Here are 4 lessons to be learned from the campaigns in favor and against EU membership :

We can’t take a yes or no vote for granted – including the polls

At the French referendum for the European constitution that was held in 2005, the French rejected the treaty. Initial opinion polls showed a clear majority in favour of the constitution, but public opposition grew over time. Just a few days before the referendum, the Yes campaign’s lead became smaller than the opinion poll’s margin of error. The No votes in the Irish referendums on the Treaties of Nice (2001) and Lisbon (2008) demonstrated that a consensus between government and opposition leaders is not always sufficient. In both referendums, the polls predicted a vote in favor of the treaties, but the Irish voted against. Most polls show the UK Leave campaign taking the lead in the EU referendum. One of the few polls suggesting the opposite of this is Showt. An Irish based communications company that developed a pan-European “sentiment poll”. Not only for the citizens of the UK but also for the rest of European countries as well. After 34.000 “Showts” on 20 June, the sentiment is that the British will stay in the EU, although 13 other European countries want them out.

Clarity is key

There is a lot of internal fighting in UK’s Leave campaign concerning matters like who should run the campaign, and what should come after an exit. The arguments of those that want to leave are not clear concerning: what would the day after will look like. While it is argued that it would bring more freedom for the UK to trade and grow its economy, there are no substantial visions on what that means. At the UN referendum of 2004 for the reunification of Cyprus, also known as the Annan plan, voters were asked to vote on the base of 9.000 pages of draft legislation, that had been negotiated into its final form only a month before the vote. Nothing was clear. People voted on the base of their sentiment and rejected the plan, as even Cyprus legislators had not the time to read the whole text. Fear had overtaken everything.

The message needs a face

The communication theory philosopher Marshall McLuhan, used to say that the medium is the message. He was meaning that the form of a medium embeds itself in the message, creating a symbiotic relationship by which the medium influences how the message is perceived. It is not only that. Every message needs a face to have impact. Every campaign message is personal. The debate on Brexit was focusing mainly on the opinions of the most powerful and big business. Then both camps understood that the referendum will have a major impact on the everyday lives of the people. Both campaigns attracted human faces and they made it more personal. People feel connected to the issue and feel motivated to vote.

Keep humanism and dignity

The murder of Jo Cox, a mother a two, by a far-right extremist is not only a tragedy for the UK. It is a tragedy for the whole civilised world and an attack on democracy. It is a sad example of how extreme nationalism and populism can divide and poison the relations between people. More than ever, we need to support quality and independent journalism and scrutiny and challenge myths and populism. More than ever, politicians should stay ethical, honest and polite in all their communications. They should demonstrate decency and commitment towards the people. Media should create transparency by making important things clear and relevant to the citizens. It is necessary to make messages coherent, lucid, concrete, free from jargon and pathos and, connect them to the real human needs.
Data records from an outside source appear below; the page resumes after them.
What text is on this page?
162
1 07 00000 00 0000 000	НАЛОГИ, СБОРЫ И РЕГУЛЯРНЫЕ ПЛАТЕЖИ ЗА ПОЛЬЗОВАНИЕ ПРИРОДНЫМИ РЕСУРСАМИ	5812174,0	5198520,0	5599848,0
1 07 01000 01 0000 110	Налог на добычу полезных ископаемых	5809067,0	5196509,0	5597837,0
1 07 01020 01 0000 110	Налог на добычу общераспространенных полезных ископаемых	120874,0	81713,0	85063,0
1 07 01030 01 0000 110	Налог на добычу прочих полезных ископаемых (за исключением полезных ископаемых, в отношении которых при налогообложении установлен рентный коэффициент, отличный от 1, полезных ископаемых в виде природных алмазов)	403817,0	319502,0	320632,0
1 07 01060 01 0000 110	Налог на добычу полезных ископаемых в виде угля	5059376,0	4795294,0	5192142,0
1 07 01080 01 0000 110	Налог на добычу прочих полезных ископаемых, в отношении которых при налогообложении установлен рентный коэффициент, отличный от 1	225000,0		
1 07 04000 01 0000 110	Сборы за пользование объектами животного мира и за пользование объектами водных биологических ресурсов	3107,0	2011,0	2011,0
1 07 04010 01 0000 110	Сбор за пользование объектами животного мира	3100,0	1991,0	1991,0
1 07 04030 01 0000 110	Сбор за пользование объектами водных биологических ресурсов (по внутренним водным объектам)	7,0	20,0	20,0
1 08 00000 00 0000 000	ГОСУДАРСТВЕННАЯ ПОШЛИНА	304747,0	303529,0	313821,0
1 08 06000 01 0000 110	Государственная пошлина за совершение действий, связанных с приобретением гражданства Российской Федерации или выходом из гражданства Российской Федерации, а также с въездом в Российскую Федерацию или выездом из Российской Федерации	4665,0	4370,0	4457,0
Next Thursday 23 June the citizens of UK will vote. Should the UK leave the EU? The Brexit debate is something on which not only the British, but almost all European citizens have an opinion. The referendum is not just a key matter for the UK, but also for the rest of Europe. The murder on Jo Cox may turn the tide towards remaining in the EU. History, especially during periods of constant change as the one we experience currently, is often shaped by random events.

What would I vote if I was allowed to? I would vote for a stay. I believe that UK should get more influence leading, not leaving EU. It has a fantastic opportunity to help leading Europe if it remains. It will face major economic and geopolitical risks if it leaves.